"Macbeth" ist und bleibt ein Schauermärchen um Macht, Liebe und Verrat, in dem vor allem Lady Macbeth ihre Finger im Spiel hat. Als die beiden Feldherren Macbeth und Banco erfolgreich von der Schlacht zurückkehren, wird ihnen von Hexen die Vorhersage gemacht, dass Macbeth König von Schottland und Banco ein Königsgeschlecht gründen werde. Lady Macbeth hetzt daraufhin ihren Gatten auf, König Duncan zu töten.
Während eines Festgelages bringt Macbeth Duncan um und macht sich zum König. Aber auch Banco ist für Macbeth ein Risiko, also muss auch er dran glauben, was dem Seelenheil Macbeths nicht gut tut. Wieder sucht Macbeth Rat bei den Hexen, die ihm vorhersagen, das keiner ihn besiegen könne, der von einer Frau geboren wurde, und dass er erst besiegt werden könne, wenn der Wald von Birnam gegen ihn vorrücke.
Macbeth glaubt sich daraufhin in Sicherheit. Aber bald sieht er den Wald tatsächlich gegen sich antreten: Malcolm hat sein Heer mit Ästen und Buschwerk getarnt. Getötet wird Macbeth dann von Macduff, der durch Kaiserschnitt zur Welt kam.
Regisseur Michael Thalheimer bringt die Handlung in einer sehr dunklen und minimalistischen Inszenierung auf die Bühne. Alles spielt in einer Art Wanne, die zum Publikum hin offen ist - man kann auch an eine Halfpipe denken - aus der die Protagonisten entweder versuchen zu flüchten oder andererseits vom oberen Rand hineinrutschen. Mal abgesehen von Luftschlangen, die das Fest an einen grausigen, aus den Fugen geratenen Kindergeburtstag denken lassen, jeder Menge Blut und einigen grünen Ästen für den Wald von Birnam braucht Thalheimer keine weiteren Requisiten, um die Geschichte zu erzählen.
Seine Personenführung ist umso intensiver. Vor allem Marina Prudenskaya liefert eine glaubwürdige Lady Macbeth. In den tieferen und den Mittellagen ist sie auch stimmlich perfekt, allerdings lässt ihre Mezzosopranstimme in der Höhe einiges zu wünschen übrig. Stets bleibt sie unter Ton, was auf Dauer sehr störend wirkt. Sicher, Verdi hat einmal gesagt, die Lady Macbeth solle "bitte nicht schön singen", aber andererseits sollte sie doch die Töne treffen. Ihr steht mit Craig Colclough ein schauspielerisch und stimmlich engagierter Macbeth gegenüber und Tareq Nazmi zeigt als Banco, welch Potenzial in ihm steckt.

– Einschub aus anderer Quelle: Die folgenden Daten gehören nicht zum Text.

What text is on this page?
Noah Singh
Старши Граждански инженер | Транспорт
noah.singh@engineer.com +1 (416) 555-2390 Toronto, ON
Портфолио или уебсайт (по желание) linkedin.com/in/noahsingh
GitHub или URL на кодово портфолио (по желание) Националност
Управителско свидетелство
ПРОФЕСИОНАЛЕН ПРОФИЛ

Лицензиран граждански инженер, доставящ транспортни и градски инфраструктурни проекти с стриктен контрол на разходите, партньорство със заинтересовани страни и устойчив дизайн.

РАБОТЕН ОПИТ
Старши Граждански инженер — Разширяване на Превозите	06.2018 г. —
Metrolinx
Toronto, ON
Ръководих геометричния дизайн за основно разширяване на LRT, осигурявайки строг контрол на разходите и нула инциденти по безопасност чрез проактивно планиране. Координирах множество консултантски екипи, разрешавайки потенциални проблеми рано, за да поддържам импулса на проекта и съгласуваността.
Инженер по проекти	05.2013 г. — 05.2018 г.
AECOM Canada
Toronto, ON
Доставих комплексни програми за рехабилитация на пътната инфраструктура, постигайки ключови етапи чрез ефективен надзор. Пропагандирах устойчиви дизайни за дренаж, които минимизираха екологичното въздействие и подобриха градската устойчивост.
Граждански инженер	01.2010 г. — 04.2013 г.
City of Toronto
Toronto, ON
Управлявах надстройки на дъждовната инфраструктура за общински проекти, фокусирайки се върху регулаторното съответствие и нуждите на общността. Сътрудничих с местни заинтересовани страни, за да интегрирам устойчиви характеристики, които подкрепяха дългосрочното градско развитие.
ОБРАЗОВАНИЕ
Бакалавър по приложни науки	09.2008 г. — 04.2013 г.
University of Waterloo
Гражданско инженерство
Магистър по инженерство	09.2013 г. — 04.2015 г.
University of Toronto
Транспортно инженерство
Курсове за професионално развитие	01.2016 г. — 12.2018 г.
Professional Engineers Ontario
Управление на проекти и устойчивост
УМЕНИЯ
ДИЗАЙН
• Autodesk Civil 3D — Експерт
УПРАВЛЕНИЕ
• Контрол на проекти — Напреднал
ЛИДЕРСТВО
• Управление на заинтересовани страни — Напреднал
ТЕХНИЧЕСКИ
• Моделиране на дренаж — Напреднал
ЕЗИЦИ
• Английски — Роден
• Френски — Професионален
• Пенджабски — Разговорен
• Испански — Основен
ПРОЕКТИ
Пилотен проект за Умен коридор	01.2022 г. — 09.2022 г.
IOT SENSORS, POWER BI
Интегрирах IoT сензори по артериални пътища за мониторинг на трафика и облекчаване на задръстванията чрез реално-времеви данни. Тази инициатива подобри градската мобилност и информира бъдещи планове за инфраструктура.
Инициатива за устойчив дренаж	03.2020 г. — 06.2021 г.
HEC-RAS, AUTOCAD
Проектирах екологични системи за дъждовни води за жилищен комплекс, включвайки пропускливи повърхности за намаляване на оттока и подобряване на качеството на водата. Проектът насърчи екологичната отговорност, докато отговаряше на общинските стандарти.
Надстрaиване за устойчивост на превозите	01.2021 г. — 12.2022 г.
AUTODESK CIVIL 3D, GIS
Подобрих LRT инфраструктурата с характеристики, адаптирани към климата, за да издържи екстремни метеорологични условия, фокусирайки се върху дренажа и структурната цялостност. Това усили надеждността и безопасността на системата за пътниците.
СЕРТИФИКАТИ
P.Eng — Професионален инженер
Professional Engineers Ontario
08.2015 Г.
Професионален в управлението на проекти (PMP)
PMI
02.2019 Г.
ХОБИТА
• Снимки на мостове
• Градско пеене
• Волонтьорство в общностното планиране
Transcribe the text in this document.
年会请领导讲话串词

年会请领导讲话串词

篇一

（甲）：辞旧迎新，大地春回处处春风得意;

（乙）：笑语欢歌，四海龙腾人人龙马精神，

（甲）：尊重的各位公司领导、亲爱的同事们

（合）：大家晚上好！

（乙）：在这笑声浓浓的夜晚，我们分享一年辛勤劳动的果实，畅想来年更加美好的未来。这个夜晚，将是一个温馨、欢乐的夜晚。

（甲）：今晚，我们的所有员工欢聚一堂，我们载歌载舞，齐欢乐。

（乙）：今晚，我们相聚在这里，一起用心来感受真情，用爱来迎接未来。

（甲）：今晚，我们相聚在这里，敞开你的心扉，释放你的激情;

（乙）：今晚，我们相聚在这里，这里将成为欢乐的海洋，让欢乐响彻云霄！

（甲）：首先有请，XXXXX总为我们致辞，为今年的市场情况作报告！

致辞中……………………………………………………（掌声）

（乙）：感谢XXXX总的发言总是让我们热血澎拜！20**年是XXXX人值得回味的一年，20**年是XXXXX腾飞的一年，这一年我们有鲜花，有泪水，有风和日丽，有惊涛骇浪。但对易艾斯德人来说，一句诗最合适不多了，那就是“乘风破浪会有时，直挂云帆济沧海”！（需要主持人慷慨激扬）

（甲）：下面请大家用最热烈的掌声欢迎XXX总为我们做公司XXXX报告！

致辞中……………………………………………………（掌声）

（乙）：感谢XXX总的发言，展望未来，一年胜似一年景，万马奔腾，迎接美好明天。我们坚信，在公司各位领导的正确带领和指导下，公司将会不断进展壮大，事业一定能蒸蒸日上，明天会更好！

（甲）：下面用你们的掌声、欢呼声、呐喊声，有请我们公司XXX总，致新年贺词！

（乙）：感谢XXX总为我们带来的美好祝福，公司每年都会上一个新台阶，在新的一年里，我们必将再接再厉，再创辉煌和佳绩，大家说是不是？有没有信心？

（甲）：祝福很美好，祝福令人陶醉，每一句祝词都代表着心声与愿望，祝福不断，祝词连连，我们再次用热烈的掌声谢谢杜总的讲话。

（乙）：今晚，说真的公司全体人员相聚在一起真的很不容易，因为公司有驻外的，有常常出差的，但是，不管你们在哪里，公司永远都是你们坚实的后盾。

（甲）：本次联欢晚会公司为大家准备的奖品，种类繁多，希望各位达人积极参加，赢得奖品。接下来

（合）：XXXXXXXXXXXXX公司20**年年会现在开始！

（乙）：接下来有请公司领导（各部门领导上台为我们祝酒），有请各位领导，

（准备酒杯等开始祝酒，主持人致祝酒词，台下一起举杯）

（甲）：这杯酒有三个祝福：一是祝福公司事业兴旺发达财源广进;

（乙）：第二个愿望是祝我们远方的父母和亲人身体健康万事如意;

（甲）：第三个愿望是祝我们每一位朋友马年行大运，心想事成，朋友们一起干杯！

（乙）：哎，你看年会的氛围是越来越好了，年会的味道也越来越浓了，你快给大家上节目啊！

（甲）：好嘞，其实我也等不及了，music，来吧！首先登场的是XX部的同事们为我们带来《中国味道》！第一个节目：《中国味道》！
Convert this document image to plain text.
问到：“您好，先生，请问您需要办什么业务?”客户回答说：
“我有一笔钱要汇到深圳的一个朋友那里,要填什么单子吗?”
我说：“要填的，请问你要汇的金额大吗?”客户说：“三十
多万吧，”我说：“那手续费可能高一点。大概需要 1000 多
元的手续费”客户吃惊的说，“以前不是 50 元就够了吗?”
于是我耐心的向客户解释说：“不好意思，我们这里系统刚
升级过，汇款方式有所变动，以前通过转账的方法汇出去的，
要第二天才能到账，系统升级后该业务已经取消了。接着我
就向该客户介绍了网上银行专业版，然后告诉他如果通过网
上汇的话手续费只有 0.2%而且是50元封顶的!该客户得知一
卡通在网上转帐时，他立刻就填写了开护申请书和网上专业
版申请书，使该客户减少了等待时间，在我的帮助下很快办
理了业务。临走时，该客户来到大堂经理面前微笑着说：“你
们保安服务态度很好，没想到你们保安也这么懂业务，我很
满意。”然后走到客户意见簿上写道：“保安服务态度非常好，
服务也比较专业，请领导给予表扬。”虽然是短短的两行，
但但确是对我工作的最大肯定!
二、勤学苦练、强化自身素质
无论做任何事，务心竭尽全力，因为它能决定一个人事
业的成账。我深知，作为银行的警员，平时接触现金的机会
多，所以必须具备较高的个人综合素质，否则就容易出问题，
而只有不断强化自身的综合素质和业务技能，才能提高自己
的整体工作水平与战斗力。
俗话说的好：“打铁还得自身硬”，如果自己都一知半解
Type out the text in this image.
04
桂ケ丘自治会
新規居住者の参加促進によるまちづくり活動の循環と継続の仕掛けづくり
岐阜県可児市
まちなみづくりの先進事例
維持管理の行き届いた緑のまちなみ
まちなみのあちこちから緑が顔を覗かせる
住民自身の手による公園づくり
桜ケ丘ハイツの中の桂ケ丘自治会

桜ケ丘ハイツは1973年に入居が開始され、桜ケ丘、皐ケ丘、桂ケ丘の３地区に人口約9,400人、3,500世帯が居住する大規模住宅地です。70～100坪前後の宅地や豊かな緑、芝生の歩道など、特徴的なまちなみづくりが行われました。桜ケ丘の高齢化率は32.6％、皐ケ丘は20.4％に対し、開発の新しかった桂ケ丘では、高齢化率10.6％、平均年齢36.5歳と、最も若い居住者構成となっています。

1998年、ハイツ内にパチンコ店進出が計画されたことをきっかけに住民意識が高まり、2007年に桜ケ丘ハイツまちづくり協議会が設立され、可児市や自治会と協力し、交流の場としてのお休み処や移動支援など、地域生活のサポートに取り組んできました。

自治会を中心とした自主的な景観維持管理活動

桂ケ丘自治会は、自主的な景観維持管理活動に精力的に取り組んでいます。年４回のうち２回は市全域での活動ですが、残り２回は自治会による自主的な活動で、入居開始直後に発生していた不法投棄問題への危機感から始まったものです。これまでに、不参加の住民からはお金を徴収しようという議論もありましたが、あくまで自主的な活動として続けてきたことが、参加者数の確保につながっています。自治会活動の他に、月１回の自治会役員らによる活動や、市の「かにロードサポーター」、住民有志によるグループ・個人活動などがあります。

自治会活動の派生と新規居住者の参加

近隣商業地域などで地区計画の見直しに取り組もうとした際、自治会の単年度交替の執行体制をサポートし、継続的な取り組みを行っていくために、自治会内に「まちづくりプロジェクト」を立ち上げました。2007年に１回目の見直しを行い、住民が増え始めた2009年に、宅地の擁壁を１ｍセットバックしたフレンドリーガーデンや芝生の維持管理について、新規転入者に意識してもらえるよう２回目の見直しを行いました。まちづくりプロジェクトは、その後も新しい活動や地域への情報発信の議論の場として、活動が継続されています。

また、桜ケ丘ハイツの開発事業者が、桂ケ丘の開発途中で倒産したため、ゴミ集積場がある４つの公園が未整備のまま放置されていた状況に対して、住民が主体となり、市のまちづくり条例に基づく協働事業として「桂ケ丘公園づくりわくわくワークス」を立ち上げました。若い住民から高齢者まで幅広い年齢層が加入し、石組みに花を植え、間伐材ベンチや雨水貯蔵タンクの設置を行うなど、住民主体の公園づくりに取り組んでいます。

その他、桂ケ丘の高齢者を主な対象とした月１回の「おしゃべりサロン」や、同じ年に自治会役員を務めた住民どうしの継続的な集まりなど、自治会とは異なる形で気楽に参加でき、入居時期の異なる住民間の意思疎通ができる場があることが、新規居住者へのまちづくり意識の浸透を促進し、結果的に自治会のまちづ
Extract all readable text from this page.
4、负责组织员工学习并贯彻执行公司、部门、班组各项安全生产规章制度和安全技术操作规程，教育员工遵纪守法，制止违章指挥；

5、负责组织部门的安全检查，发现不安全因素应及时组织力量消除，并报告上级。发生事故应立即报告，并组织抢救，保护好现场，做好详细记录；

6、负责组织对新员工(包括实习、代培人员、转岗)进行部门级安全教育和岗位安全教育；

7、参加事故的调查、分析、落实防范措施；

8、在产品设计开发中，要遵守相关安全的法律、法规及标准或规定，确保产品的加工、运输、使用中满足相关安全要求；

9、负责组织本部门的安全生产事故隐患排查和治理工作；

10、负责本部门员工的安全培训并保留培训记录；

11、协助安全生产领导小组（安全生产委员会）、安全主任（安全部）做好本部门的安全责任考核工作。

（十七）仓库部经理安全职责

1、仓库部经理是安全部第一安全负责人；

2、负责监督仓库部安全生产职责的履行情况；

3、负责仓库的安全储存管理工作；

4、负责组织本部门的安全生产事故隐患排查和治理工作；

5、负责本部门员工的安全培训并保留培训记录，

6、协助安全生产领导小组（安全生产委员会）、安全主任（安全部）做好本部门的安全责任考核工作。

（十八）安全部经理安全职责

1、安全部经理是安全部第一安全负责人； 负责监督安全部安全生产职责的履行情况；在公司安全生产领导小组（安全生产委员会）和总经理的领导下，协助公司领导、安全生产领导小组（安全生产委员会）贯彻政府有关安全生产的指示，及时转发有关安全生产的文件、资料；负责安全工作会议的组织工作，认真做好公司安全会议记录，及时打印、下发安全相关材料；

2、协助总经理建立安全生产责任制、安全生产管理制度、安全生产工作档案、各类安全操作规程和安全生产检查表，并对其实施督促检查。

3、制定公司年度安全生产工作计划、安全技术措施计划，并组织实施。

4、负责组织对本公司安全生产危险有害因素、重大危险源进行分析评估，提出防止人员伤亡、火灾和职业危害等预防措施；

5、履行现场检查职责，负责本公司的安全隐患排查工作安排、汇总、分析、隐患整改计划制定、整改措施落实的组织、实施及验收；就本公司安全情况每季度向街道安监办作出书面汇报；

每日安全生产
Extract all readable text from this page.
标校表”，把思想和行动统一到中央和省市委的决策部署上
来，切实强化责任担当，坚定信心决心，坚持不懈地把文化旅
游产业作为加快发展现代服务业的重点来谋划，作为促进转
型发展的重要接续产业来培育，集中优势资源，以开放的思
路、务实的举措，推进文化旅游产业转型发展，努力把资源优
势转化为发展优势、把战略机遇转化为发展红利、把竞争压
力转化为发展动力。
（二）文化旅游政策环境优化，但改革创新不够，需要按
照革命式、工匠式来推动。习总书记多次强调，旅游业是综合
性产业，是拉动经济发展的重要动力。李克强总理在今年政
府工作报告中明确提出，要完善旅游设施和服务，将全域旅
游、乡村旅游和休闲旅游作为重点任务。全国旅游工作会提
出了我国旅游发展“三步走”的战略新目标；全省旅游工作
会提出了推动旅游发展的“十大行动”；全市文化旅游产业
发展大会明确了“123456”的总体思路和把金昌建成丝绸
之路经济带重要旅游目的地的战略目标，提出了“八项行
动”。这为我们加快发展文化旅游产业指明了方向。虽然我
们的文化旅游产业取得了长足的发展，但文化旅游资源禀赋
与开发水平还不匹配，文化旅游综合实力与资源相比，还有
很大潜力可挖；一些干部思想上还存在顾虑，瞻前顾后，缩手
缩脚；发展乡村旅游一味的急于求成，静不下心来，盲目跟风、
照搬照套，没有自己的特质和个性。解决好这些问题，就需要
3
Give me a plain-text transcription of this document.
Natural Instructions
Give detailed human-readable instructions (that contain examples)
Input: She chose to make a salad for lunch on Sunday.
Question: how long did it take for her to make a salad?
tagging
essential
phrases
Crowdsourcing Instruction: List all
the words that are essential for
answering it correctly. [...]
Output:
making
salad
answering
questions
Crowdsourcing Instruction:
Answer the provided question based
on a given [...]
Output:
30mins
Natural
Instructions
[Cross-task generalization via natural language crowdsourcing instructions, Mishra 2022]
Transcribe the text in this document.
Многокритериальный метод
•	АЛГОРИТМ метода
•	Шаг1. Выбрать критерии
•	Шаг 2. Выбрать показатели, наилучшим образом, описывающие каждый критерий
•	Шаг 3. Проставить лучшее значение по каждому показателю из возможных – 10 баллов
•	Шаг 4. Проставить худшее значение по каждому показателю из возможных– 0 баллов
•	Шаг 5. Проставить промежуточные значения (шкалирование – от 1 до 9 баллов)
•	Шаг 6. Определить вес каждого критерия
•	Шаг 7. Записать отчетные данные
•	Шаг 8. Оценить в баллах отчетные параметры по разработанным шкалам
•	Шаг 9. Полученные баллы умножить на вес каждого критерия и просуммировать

Wieder einmal sind es Chor und Orchester, die in der Flämischen Oper für die absoluten Glanzpunkte sorgen. Welches andere Haus hat einen solch motivierten Chor. Nicht nur, dass die rein chorische Arbeit des Dirigenten Jan Schweiger stets ihre hörbaren Früchte trägt, man ist auch jedes Mal voller Bewunderung vor der Spielfreude der Sängerinnen und Sänger.
Wie die Frauen sich förmlich in die Rollen der Hexen reinschmeißen, das ist beste Theaterkunst. Und aus dem Orchestergraben wird das Drama in jeder Sekunde spürbar. Mit Dirigent Paolo Carignani steht aber auch ein echter Verdi-Spezialist am Pult. Carignani hat vor drei Jahren auch schon in Brüssels "La Monnaie" als Macbeth-Dirigent begeistert.
Als Fazit der zehnjährigen Amtszeit von Aviel Cahn kann man sagen, dass der Schweizer die Flämische Oper auf die internationale Landkarte gehoben hat. Zurecht wurde das Haus vor kurzem mit dem International Opera Award als bestes Opernhaus des Jahres ausgezeichnet und auch das Fachmagazin Opernwelt hat die Produktionen der Flämischen Oper mit mehreren Preisen bedacht. Eine Ära geht damit zu Ende. Man darf gespannt sein auf die kommenden Spielzeiten, für die Jan Vandenhouwe als Intendant verantwortlich zeichnen wird.
"Macbeth" wird noch bis zum 6. Juli in Antwerpen gezeigt. Im November sind Vorstellungen im Opernhaus Gent angesetzt und später geht die Thalheimer-Inszenierung noch nach Luxemburg und Düsseldorf.